Contudo, é necessária uma proteção institucional, pois, em sistema de crise, aumenta-se
os poderes do Legislativo e, sobretudo, do Executivo, mas o mesmo não se aplica ao
Judiciário que também deve ter as suas atribuições aumentadas para assegurar direitos e
proteger a ordem democrática. Além de se preservar as prerrogativas do Judiciário de
vitaliciedade, irredutibilidade de subsídios e inamovibilidade, proibindo-se a criação de
órgãos jurisdicionais de exceção, como ocorreu com a Justiça Federal e a Militar no âmbito da
ditadura de 1964, um aumento de suas prerrogativas institucionais parece ser necessária,
semelhantemente ao que ocorre com o Executivo e o Legislativo, por meio de medidas de
celeridade processual, concessão de prioridades na tramitação processual para as vítimas do
regime e a criação de varas especializadas.
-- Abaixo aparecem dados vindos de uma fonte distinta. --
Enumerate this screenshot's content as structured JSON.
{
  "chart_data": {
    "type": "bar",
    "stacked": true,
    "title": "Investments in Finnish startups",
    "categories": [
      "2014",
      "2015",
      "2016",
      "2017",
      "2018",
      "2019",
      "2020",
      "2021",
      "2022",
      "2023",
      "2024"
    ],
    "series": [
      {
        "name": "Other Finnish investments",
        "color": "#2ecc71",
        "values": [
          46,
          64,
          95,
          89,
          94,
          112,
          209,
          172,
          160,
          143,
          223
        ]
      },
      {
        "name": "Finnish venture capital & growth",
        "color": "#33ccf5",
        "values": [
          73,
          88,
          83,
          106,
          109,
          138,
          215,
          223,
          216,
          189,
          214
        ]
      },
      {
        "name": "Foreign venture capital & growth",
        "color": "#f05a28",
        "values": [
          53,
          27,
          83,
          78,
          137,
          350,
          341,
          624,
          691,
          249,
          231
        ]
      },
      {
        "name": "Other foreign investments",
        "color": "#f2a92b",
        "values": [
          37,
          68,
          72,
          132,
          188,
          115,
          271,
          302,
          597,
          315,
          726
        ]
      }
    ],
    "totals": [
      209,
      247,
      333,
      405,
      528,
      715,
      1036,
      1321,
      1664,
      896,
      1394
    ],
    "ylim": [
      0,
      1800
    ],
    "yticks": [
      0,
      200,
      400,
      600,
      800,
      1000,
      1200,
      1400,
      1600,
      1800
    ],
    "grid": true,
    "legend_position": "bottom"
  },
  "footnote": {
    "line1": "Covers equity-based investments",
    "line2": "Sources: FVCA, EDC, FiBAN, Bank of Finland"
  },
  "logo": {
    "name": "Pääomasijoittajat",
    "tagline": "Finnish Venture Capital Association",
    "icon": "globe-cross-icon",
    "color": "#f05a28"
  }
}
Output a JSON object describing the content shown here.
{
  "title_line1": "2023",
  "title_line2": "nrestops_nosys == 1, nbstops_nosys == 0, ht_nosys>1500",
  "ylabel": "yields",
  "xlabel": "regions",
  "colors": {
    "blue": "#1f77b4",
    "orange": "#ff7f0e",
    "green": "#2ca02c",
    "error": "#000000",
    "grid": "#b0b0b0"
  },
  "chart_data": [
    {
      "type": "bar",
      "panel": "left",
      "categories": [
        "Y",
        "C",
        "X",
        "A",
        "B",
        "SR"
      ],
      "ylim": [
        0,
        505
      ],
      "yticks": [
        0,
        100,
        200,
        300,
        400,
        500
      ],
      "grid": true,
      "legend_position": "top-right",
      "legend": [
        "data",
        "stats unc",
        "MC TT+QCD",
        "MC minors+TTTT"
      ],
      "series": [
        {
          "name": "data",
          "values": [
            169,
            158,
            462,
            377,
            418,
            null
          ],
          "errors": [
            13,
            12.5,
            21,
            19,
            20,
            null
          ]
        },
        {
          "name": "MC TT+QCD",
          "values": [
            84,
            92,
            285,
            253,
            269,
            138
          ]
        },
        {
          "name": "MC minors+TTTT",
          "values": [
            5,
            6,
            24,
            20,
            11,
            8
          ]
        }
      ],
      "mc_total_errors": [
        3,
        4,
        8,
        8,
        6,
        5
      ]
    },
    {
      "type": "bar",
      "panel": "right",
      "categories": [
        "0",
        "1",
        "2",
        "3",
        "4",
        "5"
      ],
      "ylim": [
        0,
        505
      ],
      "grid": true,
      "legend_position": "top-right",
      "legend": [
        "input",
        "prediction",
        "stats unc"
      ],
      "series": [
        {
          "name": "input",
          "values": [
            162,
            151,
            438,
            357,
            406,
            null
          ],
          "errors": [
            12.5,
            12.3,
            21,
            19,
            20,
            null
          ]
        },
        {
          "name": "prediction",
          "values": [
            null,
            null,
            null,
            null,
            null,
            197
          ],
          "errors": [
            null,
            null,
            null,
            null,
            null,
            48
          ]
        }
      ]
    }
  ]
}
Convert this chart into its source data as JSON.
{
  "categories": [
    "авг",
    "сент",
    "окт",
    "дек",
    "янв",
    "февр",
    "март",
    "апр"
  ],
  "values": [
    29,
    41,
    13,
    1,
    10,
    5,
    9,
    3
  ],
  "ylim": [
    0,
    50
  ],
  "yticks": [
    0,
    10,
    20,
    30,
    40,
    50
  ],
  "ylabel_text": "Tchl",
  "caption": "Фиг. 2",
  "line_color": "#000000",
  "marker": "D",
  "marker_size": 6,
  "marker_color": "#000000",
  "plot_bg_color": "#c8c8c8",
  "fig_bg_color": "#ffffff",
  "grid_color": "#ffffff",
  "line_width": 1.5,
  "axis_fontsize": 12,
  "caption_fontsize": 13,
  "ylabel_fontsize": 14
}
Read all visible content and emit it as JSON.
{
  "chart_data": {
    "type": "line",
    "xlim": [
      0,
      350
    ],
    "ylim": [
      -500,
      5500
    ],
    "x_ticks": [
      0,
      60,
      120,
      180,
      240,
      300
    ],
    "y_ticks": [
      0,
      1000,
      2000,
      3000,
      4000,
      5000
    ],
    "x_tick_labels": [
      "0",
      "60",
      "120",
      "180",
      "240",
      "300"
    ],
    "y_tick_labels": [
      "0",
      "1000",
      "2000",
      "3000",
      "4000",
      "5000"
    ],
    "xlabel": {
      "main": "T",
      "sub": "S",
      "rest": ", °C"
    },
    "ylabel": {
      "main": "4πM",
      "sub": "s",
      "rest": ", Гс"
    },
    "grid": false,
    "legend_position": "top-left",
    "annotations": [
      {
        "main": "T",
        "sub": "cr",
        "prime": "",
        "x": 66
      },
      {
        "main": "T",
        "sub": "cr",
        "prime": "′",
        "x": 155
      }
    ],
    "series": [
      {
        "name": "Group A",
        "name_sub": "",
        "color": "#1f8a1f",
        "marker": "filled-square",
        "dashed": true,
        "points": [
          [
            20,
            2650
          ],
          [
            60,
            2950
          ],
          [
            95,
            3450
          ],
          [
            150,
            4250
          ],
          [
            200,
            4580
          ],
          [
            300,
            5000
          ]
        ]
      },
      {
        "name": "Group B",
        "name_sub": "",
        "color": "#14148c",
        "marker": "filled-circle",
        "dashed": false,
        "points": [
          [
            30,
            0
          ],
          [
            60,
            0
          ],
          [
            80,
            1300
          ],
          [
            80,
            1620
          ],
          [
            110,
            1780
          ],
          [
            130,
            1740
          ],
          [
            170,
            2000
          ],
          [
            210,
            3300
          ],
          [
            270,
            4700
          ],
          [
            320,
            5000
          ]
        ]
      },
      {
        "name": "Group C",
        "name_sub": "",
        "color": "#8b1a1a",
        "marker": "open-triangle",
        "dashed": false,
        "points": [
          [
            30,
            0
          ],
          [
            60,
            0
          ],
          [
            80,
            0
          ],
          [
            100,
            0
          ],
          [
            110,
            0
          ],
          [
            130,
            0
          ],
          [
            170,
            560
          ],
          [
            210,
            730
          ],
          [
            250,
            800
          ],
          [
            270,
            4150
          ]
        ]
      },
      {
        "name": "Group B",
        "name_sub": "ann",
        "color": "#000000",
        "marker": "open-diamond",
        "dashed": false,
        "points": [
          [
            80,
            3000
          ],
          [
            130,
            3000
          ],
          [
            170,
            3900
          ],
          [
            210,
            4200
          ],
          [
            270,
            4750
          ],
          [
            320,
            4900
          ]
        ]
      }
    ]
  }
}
Recomenda-se, ainda, um reforço institucional a fim de se dar cumprimento de modo
mais eficaz às decisões do Judiciário, ainda que em face dos outros poderes, reprimindo-se
169
por desobediência as autoridades infratoras. Isso não implica, necessariamente, que tais
medidas prejudicarão a superação da crise, mas o referido poder tem o múnus de intervir em
situações de evidente ilegalidade e violações a direitos que extrapolarem ou contradizerem o
disposto no decreto instituidor. Busca-se conferir autonomia e eficácia jurídica aos atos do
Judiciário, não o reduzindo a um órgão homologador dos atos do Executivo, com ocorreu no
período da ditadura.
Em síntese, conclui-se que, no âmbito da CF/88, o controle jurisdicional em sistema de
crise carece de reforços legislativos e institucionais para apresentar eficácia jurídica, o que
requer modificações legais e uma adequação jurisprudencial para amenizar a omissão sobre o
assunto.
Na perspectiva garantista desse estudo, que conflita com a visão pragmática,
compreende-se, ressalvadas as hipóteses de crises as quais reclamam por um Estado de
Exceção, que não se pode, com a justificativa de se superar a instabilidade, abolir os direitos
fundamentais, ainda que com a justificativa de provisoriedade das medidas, mesmo porque
essa supressão de direitos é de difícil ou de impossível reparação. Ademais, reproduzindo às
avessas o jargão criado a partir da obra “O Príncipe” de Nicolau Maquiavel (2002), “os fins
não justificam os meios”, ou seja, a proteção do Estado deve respeitar o direito e, ainda que de
forma mínima, os direitos fundamentais.